Wanneer je nu een maand uit de stad bent en je komt terug, dan vind je een complete straat op de plaats waar bij je vertrek nog een wei met koeien was. En je bent niet eens verbaasd meer. Alles gaat in het groot, alles gaat snel, en we leggen ons er bij neer. Maar: toch niet bij alles! Zoo nu en dan, wanneer b.v. 'n oud bouwwerk van historische waarde in gevaar komt (men denke aan het stadhuis te Veere) raakt alles in rep en roeren herleeft de bewondering voor den ouden tijd. Echter gebeurt het ook, dat de inwoners zonder één woord hun mooiste hoekjes laten opruimen: zooals b.v. te Goes met de oude huisjes aan den Blaawen Steen, die zonder vorm van proces plotseling werden gesloopt.

Zoo loopen we maar door onze stad en over ons dorp en denken er zelden aan, hoe dat allemaal vroeger wel was.

Dat alles "anders" was, daarvan kunnen bijgaande illustraties wel getuigen. Men ziet daarop 't oude 17e-eeuwsche leven onzer vaderen vastgelegd.

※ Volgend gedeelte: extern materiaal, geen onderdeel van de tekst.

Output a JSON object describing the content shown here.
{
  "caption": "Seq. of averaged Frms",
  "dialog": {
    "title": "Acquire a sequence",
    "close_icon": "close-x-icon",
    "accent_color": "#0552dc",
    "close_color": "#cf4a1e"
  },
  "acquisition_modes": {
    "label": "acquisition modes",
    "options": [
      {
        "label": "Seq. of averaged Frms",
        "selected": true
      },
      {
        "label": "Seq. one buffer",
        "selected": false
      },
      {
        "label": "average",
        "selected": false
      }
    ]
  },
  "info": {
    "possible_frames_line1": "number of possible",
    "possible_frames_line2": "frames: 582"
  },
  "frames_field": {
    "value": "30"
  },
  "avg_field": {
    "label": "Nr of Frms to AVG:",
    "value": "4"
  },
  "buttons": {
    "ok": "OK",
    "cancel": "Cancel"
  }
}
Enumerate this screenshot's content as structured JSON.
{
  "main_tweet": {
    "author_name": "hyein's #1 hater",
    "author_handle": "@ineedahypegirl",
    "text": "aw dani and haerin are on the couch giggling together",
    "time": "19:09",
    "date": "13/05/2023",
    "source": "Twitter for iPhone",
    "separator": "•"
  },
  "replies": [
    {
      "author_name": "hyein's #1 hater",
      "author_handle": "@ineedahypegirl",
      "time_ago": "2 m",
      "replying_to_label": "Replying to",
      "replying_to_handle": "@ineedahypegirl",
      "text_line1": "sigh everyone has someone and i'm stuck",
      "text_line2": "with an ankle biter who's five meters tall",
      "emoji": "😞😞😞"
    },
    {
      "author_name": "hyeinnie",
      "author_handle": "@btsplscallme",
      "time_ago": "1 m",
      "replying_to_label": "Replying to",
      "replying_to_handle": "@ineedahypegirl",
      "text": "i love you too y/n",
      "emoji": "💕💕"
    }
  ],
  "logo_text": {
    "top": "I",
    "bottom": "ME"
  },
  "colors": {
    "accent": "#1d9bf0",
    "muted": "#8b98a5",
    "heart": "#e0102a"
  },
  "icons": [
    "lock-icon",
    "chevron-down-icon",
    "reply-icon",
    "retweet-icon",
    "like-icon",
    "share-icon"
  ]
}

En nog verder gaan we terug, want de sel- of zoutnering is héél oud, en vormde in de eerste tijden reeds een middel van bestaan in Zeeland, vooral op Schouwen. Ook een man van reputatie uit dezen tijd geven we hierbij: Jacob Cats. Zijn werken kent iedereen wel zoo'n beetje. Velen bezitten ze ook. Ja, vindt er in Zeeland wel ooit een verkooping plaats, zonder dat er werken van Cats onder den hamer komen? Maar de groote, geillustreerde uitgave bezit niet iedereen. Vandaar dat wij hier het portret van den eens (en nog?) zoo beminden dichter weergeven, met enkele reproducties uit zijn werk.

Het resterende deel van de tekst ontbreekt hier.